Paula avanzó con Zaira, pero el otro, el más fornido, la asió de la muñeca y tiró para separarlas. Ella se enfadó y le golpeó el pecho para soltarse, pero era demasiado robusto. En ese momento, el más delgado se agachó en un rincón y vomitó, doblándose en dos. Zai huyó.


—Me gustan las luchadoras, y más si son tan guapas como tú —manoseó su trasero.


—Deja de tocarme o te arrepentirás —sentenció Paula, rechinando los dientes.


—¡Cómo nos vamos a divertir, muñeca! —la sujetó por la cabeza y estampó su pegajosa boca en la suya.


Ella lo mordió. La repugnancia la invadió, las náuseas la paralizaron un segundo. El baboso reculó, atónito, tocándose el labio magullado.


—Serás zorra...


Ella, aterrorizada de repente porque los ojos del hombre se inyectaron en sangre, lo rodeó para escapar, pero él fue más rápido, la empujó y la abofeteó.


Paula se petrificó. Un punzante dolor se anidó en su cara.


—¡Ahora aprenderás, zorra!


—¡No! —chilló ella.


Pero no la llegó ni a rozar, porque Pedro lo agarró por el cuello a tiempo y lo lanzó hacia el otro extremo.

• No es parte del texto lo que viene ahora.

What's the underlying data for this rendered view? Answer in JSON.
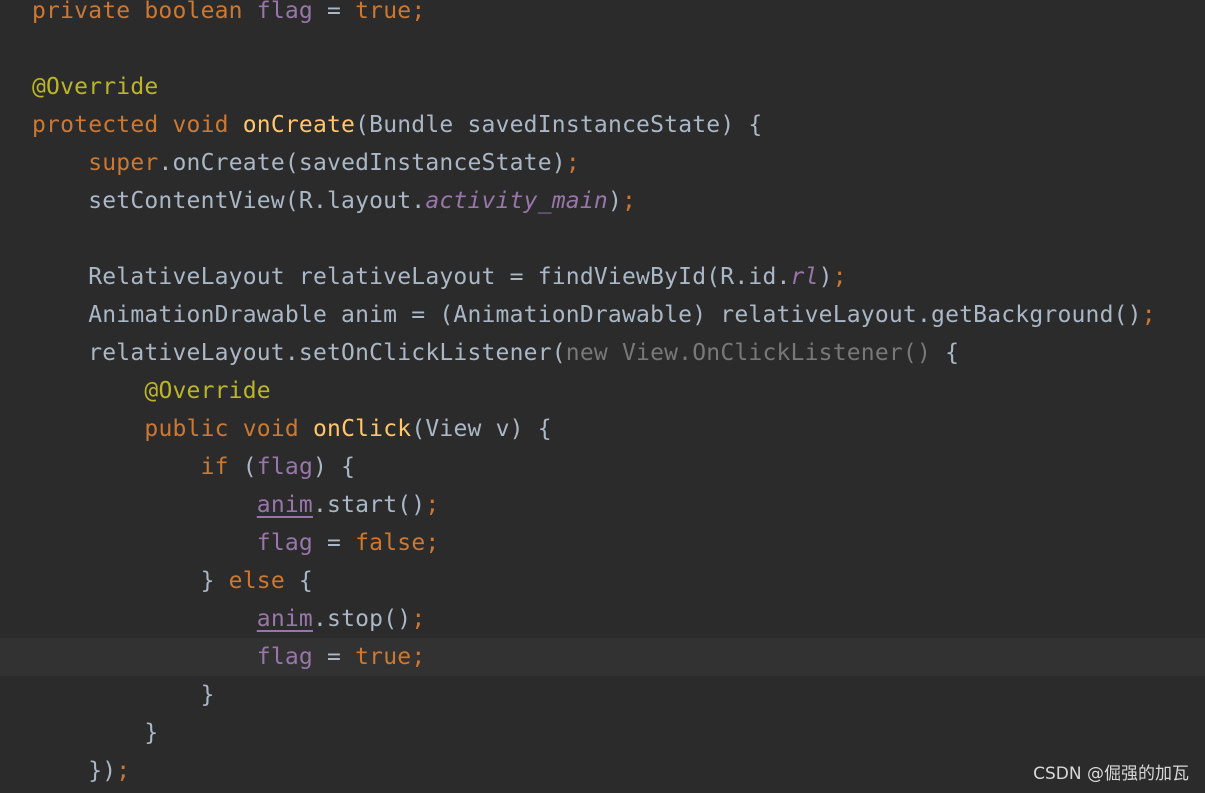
{
  "editor": {
    "theme_colors": {
      "background": "#2b2b2b",
      "current_line": "#323232",
      "keyword": "#cc7832",
      "field": "#9876aa",
      "annotation": "#bbb529",
      "method_declaration": "#ffc66d",
      "default_text": "#a9b7c6",
      "anonymous_class_folded": "#787878"
    },
    "current_line_index": 17,
    "lines": [
      {
        "tokens": [
          {
            "t": "private boolean ",
            "c": "k"
          },
          {
            "t": "flag",
            "c": "f"
          },
          {
            "t": " = ",
            "c": "t"
          },
          {
            "t": "true;",
            "c": "k"
          }
        ]
      },
      {
        "tokens": []
      },
      {
        "tokens": [
          {
            "t": "@Override",
            "c": "a"
          }
        ]
      },
      {
        "tokens": [
          {
            "t": "protected void ",
            "c": "k"
          },
          {
            "t": "onCreate",
            "c": "m"
          },
          {
            "t": "(Bundle savedInstanceState) {",
            "c": "t"
          }
        ]
      },
      {
        "tokens": [
          {
            "t": "    ",
            "c": "t"
          },
          {
            "t": "super",
            "c": "k"
          },
          {
            "t": ".onCreate(savedInstanceState)",
            "c": "t"
          },
          {
            "t": ";",
            "c": "k"
          }
        ]
      },
      {
        "tokens": [
          {
            "t": "    setContentView(R.layout.",
            "c": "t"
          },
          {
            "t": "activity_main",
            "c": "fi"
          },
          {
            "t": ")",
            "c": "t"
          },
          {
            "t": ";",
            "c": "k"
          }
        ]
      },
      {
        "tokens": []
      },
      {
        "tokens": [
          {
            "t": "    RelativeLayout relativeLayout = findViewById(R.id.",
            "c": "t"
          },
          {
            "t": "rl",
            "c": "fi"
          },
          {
            "t": ")",
            "c": "t"
          },
          {
            "t": ";",
            "c": "k"
          }
        ]
      },
      {
        "tokens": [
          {
            "t": "    AnimationDrawable anim = (AnimationDrawable) relativeLayout.getBackground()",
            "c": "t"
          },
          {
            "t": ";",
            "c": "k"
          }
        ]
      },
      {
        "tokens": [
          {
            "t": "    relativeLayout.setOnClickListener(",
            "c": "t"
          },
          {
            "t": "new View.OnClickListener()",
            "c": "g"
          },
          {
            "t": " {",
            "c": "t"
          }
        ]
      },
      {
        "tokens": [
          {
            "t": "        ",
            "c": "t"
          },
          {
            "t": "@Override",
            "c": "a"
          }
        ]
      },
      {
        "tokens": [
          {
            "t": "        ",
            "c": "t"
          },
          {
            "t": "public void ",
            "c": "k"
          },
          {
            "t": "onClick",
            "c": "m"
          },
          {
            "t": "(View v) {",
            "c": "t"
          }
        ]
      },
      {
        "tokens": [
          {
            "t": "            ",
            "c": "t"
          },
          {
            "t": "if ",
            "c": "k"
          },
          {
            "t": "(",
            "c": "t"
          },
          {
            "t": "flag",
            "c": "f"
          },
          {
            "t": ") {",
            "c": "t"
          }
        ]
      },
      {
        "tokens": [
          {
            "t": "                ",
            "c": "t"
          },
          {
            "t": "anim",
            "c": "u"
          },
          {
            "t": ".start()",
            "c": "t"
          },
          {
            "t": ";",
            "c": "k"
          }
        ]
      },
      {
        "tokens": [
          {
            "t": "                ",
            "c": "t"
          },
          {
            "t": "flag",
            "c": "f"
          },
          {
            "t": " = ",
            "c": "t"
          },
          {
            "t": "false;",
            "c": "k"
          }
        ]
      },
      {
        "tokens": [
          {
            "t": "            } ",
            "c": "t"
          },
          {
            "t": "else ",
            "c": "k"
          },
          {
            "t": "{",
            "c": "t"
          }
        ]
      },
      {
        "tokens": [
          {
            "t": "                ",
            "c": "t"
          },
          {
            "t": "anim",
            "c": "u"
          },
          {
            "t": ".stop()",
            "c": "t"
          },
          {
            "t": ";",
            "c": "k"
          }
        ]
      },
      {
        "tokens": [
          {
            "t": "                ",
            "c": "t"
          },
          {
            "t": "flag",
            "c": "f"
          },
          {
            "t": " = ",
            "c": "t"
          },
          {
            "t": "true;",
            "c": "k"
          }
        ]
      },
      {
        "tokens": [
          {
            "t": "            }",
            "c": "t"
          }
        ]
      },
      {
        "tokens": [
          {
            "t": "        }",
            "c": "t"
          }
        ]
      },
      {
        "tokens": [
          {
            "t": "    })",
            "c": "t"
          },
          {
            "t": ";",
            "c": "k"
          }
        ]
      }
    ]
  },
  "watermark": {
    "text": "CSDN @倔强的加瓦"
  }
}
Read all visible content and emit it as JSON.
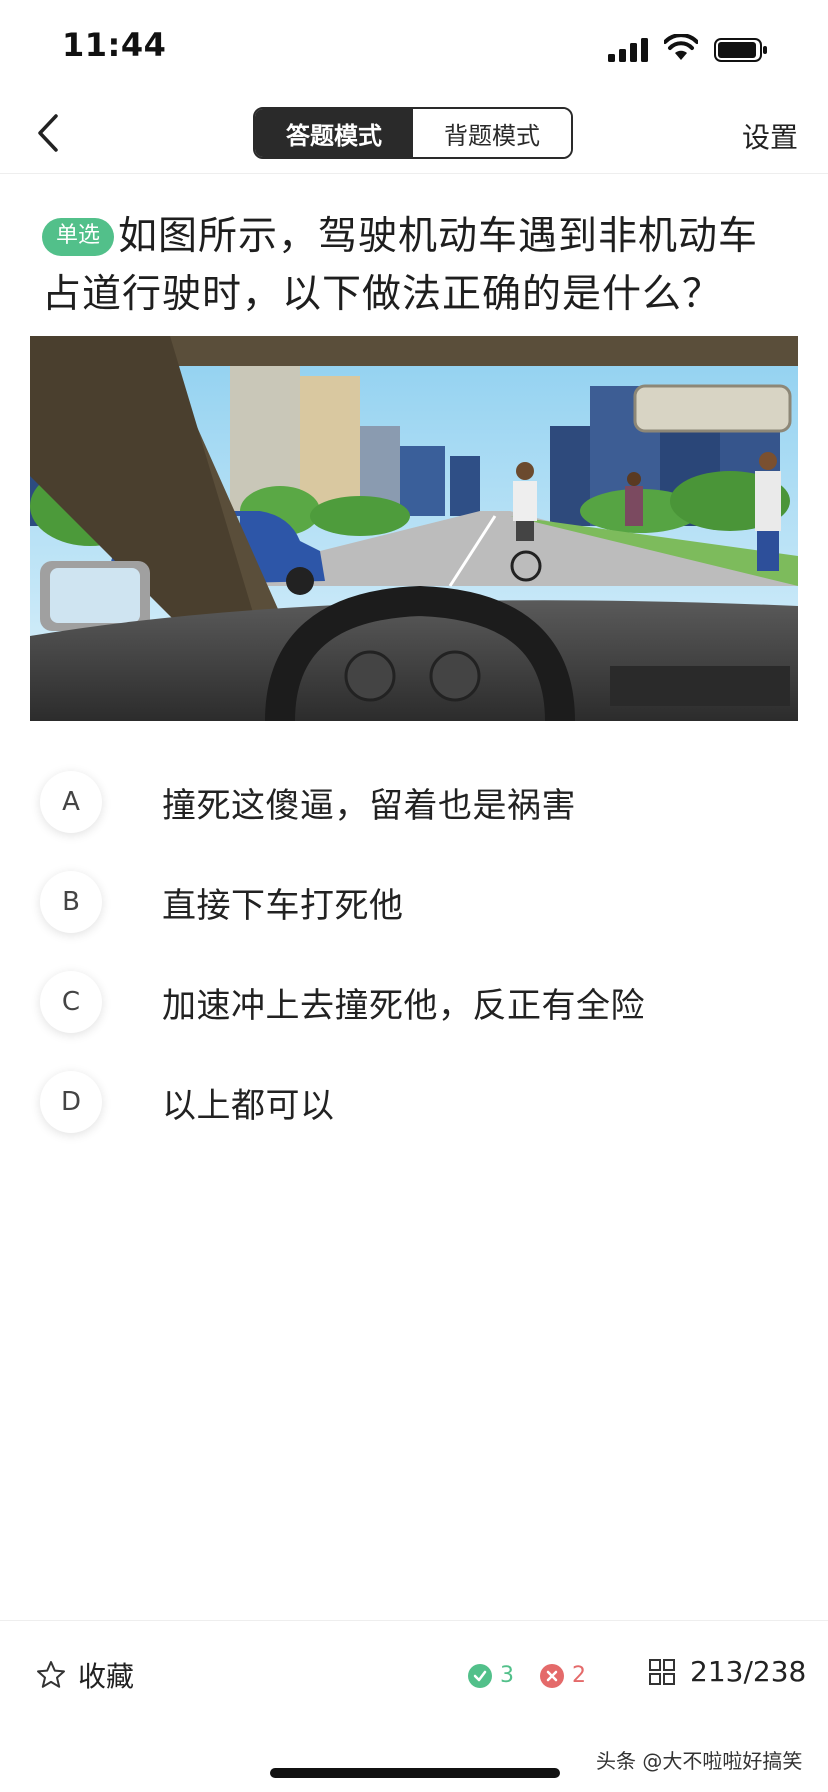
{
  "status_bar": {
    "time": "11:44"
  },
  "nav": {
    "back_icon": "chevron-left-icon",
    "tabs": [
      {
        "label": "答题模式",
        "active": true
      },
      {
        "label": "背题模式",
        "active": false
      }
    ],
    "settings_label": "设置"
  },
  "question": {
    "type_badge": "单选",
    "text": "如图所示，驾驶机动车遇到非机动车占道行驶时，以下做法正确的是什么？"
  },
  "options": [
    {
      "letter": "A",
      "text": "撞死这傻逼，留着也是祸害"
    },
    {
      "letter": "B",
      "text": "直接下车打死他"
    },
    {
      "letter": "C",
      "text": "加速冲上去撞死他，反正有全险"
    },
    {
      "letter": "D",
      "text": "以上都可以"
    }
  ],
  "bottom_bar": {
    "favorite_label": "收藏",
    "correct_count": "3",
    "wrong_count": "2",
    "progress": "213/238"
  },
  "watermark": "头条 @大不啦啦好搞笑",
  "colors": {
    "accent_green": "#52c08a",
    "wrong_red": "#e46a6a",
    "dark": "#2a2a2a"
  }
}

—¡Madre mía! —exclamó Zaira, sacándola del pasillo—. ¿Estás bien? Mauro ha ido a buscar a Ethan... ¡Paula! —la zarandeó—. ¡Paula!


Pero Paula no reaccionaba. Observaba cómo su marido asestaba un puñetazo detrás de otro al desconocido, que se defendía con torpeza. La ira que estaba descargando Pedro la impresionó. Se quedó boquiabierta por la rapidez, la destreza y la dureza de sus golpes y, en especial, por su mirada asesina.


El baboso cayó al suelo, desmayado, por fin. No obstante, su marido se sentó sobre el hombre y se ensañó más...


—¡Pedro! —le gritó ella, separándose de Zaira y corriendo hacia él—. ¡Para, Pedro! —intentó moverlo, pero le fue imposible—. Pedro... Por favor... Detente... —emitió entre lágrimas.


Entonces, Pedro paró y se giró. Paula se echó a sus brazos, en llanto histérico. Él se incorporó y la levantó por las caderas. La abertura de la falda se rompió al envolverle la cintura con las piernas, pero no le importó la ropa.


Se aferró a su cuerpo sintiendo sus espasmos.


—Ya, rubia... —le susurró al oído con voz trémula—. Cálmate, por favor...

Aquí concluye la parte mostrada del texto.